5. Anggapan bahwa gambaran inderawi menjadi bahan dan fondasi bagi konsep akli, mereka tak benar-benar berubah menjadi konsep akli. Meski ini kurang disangkal dan lebih dekat kepada fakta [dibanding anggapan-anggapan sebelumnya], dan dapat diterima dalam kaitannya dengan sebagian "konsep apa", tetap saja, tidak tepat untuk membatasi fondasi konsep akli hanya pada gambaran inderawi. Misal, tak bisa dikatakan bahwa konsep filsafat didapat dari abstraksi dan generalisasi gambaran inderawi. Seperti telah diungkap bahwa tak ada gambaran inderawi ataupun khayali yang menyamai konsep filsafat. 


Penyelidikan 


Supaya jelas peranan indera dan nalar dalam benak, kita akan melihat sekilas berbagai jenis konsep dan bagaimana mereka muncul. 


Saat membuka mata ke arah indahnya taman, beragam warna bunga dan dedaunan menarik perhatian kita. Berbagai gambaran inderawi terpampang di benak kita. Saat menutup mata, kita tak lagi melihat warna-warni berkilau tadi, inilah persepsi inderawi yang seketika menghilang saat kaitan dengan dunia luar terputus. Namun, kita bisa bayangkan bunga-bunga yang sama di benak kita, dan mengingat pemandangan indah itu. Inilah persepsi khayali. 


Menambahi gambaran inderawi dan khayali yang mewakili hal-hal tertentu, kita juga menangkap serangkaian konsep umum yang tidak mewakili hal-hal khusus, seperti konsep hijau, merah, kuning, ungu, indigo, dst. 


Demikian pula konsep “warna” itu sendiri, yang dapat diterapkan pada berbagai warna berbeda, tak bisa dianggap sebagai bentuk samar dan kabur dari salah satunya. 

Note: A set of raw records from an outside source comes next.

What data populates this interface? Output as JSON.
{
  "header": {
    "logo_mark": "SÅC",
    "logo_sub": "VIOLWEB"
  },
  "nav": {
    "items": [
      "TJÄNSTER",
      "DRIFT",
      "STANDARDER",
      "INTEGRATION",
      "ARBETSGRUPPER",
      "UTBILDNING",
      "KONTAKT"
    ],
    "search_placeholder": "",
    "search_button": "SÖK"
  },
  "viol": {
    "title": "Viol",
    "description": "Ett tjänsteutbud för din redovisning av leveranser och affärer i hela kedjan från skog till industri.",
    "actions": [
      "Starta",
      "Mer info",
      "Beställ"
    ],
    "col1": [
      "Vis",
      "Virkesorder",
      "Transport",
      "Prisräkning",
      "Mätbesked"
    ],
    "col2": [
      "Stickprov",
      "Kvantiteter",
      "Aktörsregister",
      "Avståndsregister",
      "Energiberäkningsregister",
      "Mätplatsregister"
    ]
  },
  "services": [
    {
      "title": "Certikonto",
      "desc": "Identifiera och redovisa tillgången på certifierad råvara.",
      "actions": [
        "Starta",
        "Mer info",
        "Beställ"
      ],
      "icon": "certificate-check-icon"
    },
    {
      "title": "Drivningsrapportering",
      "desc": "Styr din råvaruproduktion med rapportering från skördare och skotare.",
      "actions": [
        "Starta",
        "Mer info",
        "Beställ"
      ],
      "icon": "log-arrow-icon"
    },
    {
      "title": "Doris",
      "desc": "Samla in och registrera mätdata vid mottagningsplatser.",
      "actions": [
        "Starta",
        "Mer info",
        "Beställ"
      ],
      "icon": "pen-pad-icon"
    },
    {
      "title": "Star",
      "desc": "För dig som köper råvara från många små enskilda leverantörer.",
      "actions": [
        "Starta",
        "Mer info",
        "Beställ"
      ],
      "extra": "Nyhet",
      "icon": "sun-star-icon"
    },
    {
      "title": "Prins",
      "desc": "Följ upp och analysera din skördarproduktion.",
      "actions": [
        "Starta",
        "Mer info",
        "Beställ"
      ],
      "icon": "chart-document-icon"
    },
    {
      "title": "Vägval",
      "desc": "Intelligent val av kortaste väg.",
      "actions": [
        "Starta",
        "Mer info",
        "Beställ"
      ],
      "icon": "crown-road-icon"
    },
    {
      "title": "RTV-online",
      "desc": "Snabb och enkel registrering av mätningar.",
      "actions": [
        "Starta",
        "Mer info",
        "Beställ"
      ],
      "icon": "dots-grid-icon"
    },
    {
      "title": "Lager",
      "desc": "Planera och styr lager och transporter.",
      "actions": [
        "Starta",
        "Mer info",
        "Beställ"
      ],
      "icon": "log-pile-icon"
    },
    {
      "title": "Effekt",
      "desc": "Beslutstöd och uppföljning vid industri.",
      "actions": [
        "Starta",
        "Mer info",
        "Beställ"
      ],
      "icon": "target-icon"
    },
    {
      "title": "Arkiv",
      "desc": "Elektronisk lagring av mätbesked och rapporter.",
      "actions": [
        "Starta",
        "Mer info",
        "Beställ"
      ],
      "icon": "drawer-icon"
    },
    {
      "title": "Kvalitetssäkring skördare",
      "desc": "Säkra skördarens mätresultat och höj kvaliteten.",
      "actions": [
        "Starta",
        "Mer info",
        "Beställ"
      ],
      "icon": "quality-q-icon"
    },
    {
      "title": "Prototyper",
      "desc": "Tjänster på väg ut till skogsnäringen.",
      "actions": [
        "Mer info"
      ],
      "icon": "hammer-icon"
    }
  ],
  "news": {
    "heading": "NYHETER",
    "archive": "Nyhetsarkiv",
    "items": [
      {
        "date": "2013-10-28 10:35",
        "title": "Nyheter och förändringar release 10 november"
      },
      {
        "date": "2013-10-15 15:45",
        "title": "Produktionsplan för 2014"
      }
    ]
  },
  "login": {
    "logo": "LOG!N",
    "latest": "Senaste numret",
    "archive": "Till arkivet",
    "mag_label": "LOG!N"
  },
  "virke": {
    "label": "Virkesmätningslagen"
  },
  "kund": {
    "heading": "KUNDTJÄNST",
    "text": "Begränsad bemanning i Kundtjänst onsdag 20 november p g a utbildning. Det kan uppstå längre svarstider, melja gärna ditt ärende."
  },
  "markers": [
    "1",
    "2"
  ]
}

Tentunya, jika kita belum melihat warna dedaunan dan pepohonan dan hal-hal dengan warna sama, kita mustahil memunculkan gambaran khayali maupun konsep aklinya. Maka, mereka yang buta tak mungkin membayangkan warna-warni dan mereka yang tak punya pembau tak bisa punya konsep aroma. Karenanya dibilang “Yang tak punya indera tak punya pengetahuan,” yakni mereka yang tak punya satu indera akan terhalang dari sejenis konsep dan kesadaran. 


Tak ayal munculnya konsep umum demikian bergantung pada adanya persepsi-persepsi khusus. Namun hal ini tak sama dengan persepsi inderawi yang berubah menjadi persepsi akli serupa kayu menjadi kursi. Tak sama dengan materi menjadi energi. Tidak pula seperti energi tertentu berubah ke bentuk lain. Seperti kita bilang, perubahan semacam itu meniscayakan bahwa kondisi awalnya tidak ada lagi sementara persepsi khusus bisa tetap ada setelah muncul konsep aklinya. Selain itu, perubahan adalah sifat materi, sementara persepsi sepenuhnya adalah abstrak, seperti akan kita buktikan, insya Allah. 


Karenanya, peranan indera dalam memunculkan konsep umum demikian adalah sebatas sandaran atau syarat perlu. 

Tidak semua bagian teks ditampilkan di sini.